The Hon’ble High Court noted that in the case law relied upon by the Petitioner, the Hon’ble Supreme Court itself held that infringement of the right to be assessed by the Income Tax Officer of the place where the assessee resides or carries on business is not a material infringement and is only a deviation of a minor character from the general standard and does not necessarily involve a denial of equal rights, for the simple reason that even after such transfer, the case is dealt with under the normal procedure prescribed in the Act.
The Hon’ble High Court stated that it was undisputed that partners of the petitioner were residing at Faridabad. However, the only argument was that it was not relevant for the assessee to disclose their residential addresses to Income Tax. The Court opined that petitioner, to that extent indulged in suppression of material facts and for this reason alone was not entitled to any equitable relief from High Court.
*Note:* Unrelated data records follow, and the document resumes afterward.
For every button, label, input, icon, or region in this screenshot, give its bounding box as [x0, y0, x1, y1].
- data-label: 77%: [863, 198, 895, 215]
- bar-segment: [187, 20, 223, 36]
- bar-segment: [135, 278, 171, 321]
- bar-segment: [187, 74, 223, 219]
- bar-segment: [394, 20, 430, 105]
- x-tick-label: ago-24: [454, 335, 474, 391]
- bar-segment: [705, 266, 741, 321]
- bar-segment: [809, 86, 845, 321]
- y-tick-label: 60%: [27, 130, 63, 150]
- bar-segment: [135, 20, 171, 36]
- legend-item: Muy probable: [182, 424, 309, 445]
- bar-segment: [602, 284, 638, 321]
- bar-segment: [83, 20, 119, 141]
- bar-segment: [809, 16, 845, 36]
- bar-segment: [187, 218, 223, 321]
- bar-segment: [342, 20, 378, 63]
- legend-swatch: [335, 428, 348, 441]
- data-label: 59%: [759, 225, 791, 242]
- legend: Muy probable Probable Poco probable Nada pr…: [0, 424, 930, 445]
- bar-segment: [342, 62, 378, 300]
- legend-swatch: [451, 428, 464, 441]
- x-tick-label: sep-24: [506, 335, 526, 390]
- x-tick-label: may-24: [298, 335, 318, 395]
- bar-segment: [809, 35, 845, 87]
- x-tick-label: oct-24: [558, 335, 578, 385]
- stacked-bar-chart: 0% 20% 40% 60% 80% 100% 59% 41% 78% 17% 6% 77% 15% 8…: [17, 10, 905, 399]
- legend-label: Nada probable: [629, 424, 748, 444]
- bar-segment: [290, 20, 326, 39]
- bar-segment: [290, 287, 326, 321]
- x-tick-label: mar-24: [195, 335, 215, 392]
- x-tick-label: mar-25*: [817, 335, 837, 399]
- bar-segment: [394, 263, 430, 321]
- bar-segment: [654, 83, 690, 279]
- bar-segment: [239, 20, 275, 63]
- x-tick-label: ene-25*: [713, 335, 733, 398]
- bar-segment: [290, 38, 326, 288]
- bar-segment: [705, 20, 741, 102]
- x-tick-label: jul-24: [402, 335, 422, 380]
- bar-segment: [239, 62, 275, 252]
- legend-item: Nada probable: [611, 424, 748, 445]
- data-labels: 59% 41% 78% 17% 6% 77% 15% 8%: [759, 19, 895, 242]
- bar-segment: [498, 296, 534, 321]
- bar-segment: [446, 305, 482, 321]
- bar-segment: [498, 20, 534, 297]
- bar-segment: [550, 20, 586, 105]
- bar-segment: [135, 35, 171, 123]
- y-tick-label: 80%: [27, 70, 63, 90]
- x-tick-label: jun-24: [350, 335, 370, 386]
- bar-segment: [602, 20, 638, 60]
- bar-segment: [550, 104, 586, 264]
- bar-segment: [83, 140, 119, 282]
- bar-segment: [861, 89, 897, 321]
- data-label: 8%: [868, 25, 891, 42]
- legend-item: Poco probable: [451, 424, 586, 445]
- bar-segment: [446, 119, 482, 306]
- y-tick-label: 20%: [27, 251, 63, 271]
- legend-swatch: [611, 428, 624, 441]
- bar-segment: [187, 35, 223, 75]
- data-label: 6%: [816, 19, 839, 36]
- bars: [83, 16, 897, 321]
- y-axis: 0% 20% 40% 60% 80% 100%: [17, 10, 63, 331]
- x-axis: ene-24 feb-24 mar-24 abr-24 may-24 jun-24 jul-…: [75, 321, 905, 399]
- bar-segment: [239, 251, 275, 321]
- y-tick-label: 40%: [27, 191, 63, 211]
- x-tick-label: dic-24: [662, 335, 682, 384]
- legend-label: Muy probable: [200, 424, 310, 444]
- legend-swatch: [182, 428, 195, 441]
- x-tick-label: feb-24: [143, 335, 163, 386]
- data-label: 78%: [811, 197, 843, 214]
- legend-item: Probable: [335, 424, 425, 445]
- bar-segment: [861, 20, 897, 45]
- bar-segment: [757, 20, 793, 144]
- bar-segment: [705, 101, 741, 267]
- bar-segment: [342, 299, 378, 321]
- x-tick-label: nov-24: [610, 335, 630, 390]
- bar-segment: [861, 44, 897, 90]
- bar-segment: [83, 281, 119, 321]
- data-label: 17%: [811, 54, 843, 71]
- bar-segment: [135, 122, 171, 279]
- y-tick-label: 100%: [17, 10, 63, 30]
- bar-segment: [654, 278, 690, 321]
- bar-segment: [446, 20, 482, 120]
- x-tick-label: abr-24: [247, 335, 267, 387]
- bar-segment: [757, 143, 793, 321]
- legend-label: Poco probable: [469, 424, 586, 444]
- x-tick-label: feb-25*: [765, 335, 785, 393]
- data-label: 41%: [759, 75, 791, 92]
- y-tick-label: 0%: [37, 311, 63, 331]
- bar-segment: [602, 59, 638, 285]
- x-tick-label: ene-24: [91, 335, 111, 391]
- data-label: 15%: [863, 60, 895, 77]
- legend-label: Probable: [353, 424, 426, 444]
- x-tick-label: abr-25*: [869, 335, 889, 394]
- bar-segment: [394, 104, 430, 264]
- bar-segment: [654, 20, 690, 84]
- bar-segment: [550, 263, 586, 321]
The Hon’ble High Court disagreed with the above argument and said that a partnership firm as the petitioner is, as distinct from a company incorporated under the Companies Act, 1956, is not a legal entity and is merely a compendium name for its partners. The Hon’ble High Court opined that it was obvious that the petition was mala fide and filed to take an unfair advantage in the matter of assessment of income tax by not permitting assessment of all related persons by one Officer.
Accordingly, the Petition was dismissed.